# Need a 40" TV for the bedroom. Suggestions?



## FlashJim (May 6, 2006)

I'm in the market for something sub-$600 in the 40"- 42" range.

Any suggestions? 

Yesterday I went to Best Buy to check out a Panasonic 42". The picture looked great. Their price tag was $699. Newegg had it for $451 shipped. Of course, went I went to order it after lunch, it was out of stock.


----------



## Guest (Jan 4, 2012)

Interesting. I was not aware that modern TVs that that much room for markup. I was under the impression that profit margins were extremely narrow.

Newegg must have had some extra inventory they needed to clear out. Yesterday they had the Andrew Jones Pioneer speakers HALF OFF with free shipping. They were sold before I even had a chance to think about it. I'm not a rabid impulse shopper and I didn't get any. Oh well, still a good deal at full price.


----------



## tonyvdb (Sep 5, 2007)

Look at a Plasma display, they are the best deal right now and can be had for under $600. As long as your not using it for gaming or computer web browsing they are a good bargain.


----------



## smurphy522 (Sep 21, 2010)

Stay away from a Dynex (Best Buy exclusive) unit! I see you are not in that low of a price range but don't be tempted. I did get a "good price" on a 40" Dynex ($350) but it has terrible color accuracy.
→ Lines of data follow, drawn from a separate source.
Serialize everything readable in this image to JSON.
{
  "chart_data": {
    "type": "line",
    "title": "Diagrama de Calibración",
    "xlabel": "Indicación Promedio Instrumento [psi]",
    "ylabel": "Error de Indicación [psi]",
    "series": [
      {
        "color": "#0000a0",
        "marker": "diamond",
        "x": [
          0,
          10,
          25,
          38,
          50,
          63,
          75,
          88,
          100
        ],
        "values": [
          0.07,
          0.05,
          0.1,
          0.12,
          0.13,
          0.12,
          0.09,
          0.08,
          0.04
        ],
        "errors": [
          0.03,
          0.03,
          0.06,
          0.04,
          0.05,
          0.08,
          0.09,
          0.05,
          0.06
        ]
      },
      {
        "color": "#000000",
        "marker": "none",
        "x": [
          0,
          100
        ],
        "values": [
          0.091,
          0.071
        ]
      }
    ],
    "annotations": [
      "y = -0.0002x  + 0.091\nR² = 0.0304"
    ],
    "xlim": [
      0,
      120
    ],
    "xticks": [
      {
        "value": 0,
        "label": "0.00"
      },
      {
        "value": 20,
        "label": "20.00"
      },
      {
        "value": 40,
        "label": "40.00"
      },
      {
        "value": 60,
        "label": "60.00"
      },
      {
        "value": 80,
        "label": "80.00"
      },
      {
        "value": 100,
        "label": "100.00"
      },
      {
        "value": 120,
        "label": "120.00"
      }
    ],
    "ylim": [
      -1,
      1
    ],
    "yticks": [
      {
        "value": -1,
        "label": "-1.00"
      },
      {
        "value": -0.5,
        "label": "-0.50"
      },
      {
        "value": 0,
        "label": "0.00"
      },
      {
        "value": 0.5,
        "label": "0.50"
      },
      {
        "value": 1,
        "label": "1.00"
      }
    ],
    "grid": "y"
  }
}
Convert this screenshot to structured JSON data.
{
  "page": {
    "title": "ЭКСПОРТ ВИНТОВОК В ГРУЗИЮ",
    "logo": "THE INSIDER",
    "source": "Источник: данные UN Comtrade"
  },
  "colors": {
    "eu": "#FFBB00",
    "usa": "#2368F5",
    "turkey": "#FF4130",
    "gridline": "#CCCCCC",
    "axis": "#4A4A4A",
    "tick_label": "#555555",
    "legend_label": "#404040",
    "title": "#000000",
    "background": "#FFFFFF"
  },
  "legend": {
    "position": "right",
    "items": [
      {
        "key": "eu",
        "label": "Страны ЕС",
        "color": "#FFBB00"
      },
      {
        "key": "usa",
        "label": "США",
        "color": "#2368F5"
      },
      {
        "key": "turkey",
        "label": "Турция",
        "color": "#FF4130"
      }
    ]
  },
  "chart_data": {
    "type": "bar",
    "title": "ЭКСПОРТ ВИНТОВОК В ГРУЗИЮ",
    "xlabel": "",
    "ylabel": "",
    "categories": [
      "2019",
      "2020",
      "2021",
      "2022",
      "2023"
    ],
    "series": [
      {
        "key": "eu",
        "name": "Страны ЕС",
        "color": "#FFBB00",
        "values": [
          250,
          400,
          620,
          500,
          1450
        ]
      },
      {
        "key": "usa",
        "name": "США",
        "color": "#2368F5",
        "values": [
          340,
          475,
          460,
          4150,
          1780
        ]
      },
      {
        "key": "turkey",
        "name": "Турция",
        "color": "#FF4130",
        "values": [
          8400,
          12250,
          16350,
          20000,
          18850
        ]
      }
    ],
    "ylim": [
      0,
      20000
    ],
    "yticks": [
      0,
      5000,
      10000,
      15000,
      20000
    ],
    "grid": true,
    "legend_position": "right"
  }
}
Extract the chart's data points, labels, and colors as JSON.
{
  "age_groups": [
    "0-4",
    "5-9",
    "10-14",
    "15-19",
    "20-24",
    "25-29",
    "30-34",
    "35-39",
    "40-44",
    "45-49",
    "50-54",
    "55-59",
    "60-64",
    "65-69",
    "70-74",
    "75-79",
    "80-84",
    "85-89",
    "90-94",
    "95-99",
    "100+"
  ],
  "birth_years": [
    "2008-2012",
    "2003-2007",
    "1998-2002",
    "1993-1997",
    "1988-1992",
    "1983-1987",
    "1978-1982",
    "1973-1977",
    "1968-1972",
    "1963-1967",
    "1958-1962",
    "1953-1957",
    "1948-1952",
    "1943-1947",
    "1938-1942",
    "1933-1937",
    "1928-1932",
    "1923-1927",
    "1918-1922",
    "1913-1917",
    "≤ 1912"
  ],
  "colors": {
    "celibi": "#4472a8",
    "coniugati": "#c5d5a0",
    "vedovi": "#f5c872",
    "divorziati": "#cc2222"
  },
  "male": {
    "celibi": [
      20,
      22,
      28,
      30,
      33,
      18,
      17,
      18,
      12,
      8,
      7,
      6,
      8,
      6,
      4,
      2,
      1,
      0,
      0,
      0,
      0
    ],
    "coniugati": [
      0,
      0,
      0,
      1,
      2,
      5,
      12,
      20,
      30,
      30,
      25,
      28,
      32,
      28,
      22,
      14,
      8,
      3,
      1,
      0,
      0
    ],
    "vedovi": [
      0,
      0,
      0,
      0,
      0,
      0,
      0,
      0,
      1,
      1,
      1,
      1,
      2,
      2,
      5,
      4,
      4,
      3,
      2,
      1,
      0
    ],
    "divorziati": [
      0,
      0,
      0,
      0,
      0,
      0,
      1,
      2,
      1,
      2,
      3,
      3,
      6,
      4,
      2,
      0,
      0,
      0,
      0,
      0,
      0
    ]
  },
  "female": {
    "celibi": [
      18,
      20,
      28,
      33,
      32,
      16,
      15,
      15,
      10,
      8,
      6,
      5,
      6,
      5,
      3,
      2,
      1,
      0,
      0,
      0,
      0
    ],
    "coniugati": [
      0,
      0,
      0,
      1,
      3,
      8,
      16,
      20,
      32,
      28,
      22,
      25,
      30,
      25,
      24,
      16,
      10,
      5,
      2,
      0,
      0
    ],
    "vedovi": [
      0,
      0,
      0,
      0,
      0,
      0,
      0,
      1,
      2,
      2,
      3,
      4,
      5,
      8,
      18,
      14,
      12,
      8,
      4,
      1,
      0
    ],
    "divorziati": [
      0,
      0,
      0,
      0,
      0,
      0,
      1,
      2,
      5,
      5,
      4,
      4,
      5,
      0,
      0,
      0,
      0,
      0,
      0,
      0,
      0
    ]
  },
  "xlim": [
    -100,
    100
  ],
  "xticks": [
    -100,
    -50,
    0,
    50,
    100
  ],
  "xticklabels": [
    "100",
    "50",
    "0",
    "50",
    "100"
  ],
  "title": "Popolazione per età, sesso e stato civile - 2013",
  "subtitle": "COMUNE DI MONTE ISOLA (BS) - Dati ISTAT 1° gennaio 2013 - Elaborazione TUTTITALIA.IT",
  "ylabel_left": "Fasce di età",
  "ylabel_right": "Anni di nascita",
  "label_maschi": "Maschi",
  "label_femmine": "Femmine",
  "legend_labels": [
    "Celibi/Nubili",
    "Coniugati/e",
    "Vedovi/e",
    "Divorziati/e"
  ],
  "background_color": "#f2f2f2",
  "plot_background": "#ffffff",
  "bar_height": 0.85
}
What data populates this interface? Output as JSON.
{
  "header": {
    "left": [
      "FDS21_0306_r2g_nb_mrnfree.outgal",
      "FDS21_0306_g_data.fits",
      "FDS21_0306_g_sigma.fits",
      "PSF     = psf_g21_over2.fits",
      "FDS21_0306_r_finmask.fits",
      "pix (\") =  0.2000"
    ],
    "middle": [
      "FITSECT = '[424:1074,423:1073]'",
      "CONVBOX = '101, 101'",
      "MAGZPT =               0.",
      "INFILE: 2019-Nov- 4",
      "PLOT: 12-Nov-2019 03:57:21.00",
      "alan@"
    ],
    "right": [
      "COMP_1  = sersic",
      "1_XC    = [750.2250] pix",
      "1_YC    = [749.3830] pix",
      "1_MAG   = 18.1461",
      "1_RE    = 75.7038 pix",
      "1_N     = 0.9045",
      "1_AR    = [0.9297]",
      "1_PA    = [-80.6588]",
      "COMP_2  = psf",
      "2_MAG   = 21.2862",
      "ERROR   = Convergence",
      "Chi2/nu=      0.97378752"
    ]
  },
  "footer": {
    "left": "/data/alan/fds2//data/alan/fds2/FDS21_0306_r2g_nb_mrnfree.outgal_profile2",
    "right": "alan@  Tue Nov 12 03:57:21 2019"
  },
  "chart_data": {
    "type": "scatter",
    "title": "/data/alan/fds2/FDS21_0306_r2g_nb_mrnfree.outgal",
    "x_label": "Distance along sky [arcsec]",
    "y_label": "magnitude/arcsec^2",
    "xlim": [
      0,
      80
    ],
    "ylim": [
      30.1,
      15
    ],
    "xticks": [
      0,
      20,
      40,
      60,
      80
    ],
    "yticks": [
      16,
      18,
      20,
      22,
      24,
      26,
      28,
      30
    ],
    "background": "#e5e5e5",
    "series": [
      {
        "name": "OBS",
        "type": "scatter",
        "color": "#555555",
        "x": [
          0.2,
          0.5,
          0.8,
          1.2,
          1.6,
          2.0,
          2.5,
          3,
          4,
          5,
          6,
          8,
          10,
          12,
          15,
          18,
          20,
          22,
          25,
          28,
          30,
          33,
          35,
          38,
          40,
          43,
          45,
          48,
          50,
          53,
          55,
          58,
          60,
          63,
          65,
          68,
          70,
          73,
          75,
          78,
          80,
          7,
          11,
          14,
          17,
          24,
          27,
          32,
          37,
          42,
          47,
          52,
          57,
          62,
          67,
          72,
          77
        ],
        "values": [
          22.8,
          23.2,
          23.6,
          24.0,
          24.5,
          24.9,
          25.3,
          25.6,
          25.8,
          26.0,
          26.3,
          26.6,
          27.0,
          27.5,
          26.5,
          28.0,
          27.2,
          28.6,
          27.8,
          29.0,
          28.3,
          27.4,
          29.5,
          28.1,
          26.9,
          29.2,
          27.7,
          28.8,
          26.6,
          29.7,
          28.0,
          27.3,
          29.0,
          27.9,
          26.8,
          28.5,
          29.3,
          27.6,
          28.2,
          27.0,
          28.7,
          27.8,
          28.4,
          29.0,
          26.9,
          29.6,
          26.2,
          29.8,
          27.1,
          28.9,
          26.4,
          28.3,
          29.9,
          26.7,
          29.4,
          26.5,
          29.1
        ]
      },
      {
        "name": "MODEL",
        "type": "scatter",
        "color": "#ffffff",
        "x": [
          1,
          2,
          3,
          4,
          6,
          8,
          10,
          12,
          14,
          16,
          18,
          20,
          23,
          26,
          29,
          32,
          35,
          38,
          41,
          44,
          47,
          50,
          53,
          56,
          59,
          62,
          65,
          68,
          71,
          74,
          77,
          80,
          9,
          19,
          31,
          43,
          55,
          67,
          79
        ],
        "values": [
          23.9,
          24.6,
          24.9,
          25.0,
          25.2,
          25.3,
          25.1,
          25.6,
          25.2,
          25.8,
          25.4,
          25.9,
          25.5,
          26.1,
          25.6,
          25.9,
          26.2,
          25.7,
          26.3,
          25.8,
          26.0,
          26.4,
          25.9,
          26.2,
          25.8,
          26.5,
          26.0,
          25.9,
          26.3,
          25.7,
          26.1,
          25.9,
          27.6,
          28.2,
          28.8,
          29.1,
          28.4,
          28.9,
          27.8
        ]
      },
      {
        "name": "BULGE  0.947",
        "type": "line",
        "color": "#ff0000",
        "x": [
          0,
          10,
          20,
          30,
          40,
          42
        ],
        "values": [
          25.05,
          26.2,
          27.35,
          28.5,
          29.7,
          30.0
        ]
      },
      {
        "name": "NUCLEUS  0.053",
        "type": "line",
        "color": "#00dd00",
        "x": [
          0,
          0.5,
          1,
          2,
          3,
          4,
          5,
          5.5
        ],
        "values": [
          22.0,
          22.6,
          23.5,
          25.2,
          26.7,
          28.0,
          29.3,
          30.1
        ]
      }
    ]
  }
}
Again just a warning for all looking at this post.


----------



## Pannus (Jan 11, 2012)

I agree. Stay away from Dynex.


----------



## ALMFamily (Oct 19, 2011)

I just bought a Samsung 40" LCD TV off craigslist for $300 and I must say the picture quality on it is amazing. Matter of fact, I bought it to use for poster display (idea from TKNice), but now that I have it up in the bedroom, my wife has told me there is a good chance it will stay there. So, obviously she has noticed a difference between it and the Dynex we had in there before, and she is pretty much TV illiterate. If you can find one, I highly recommend it.


----------



## KalaniP (Dec 17, 2008)

I paid about $500 for my Sony 40" LCD at Costco over a year ago, so it certainly should be possible to hit that point no problem today.


----------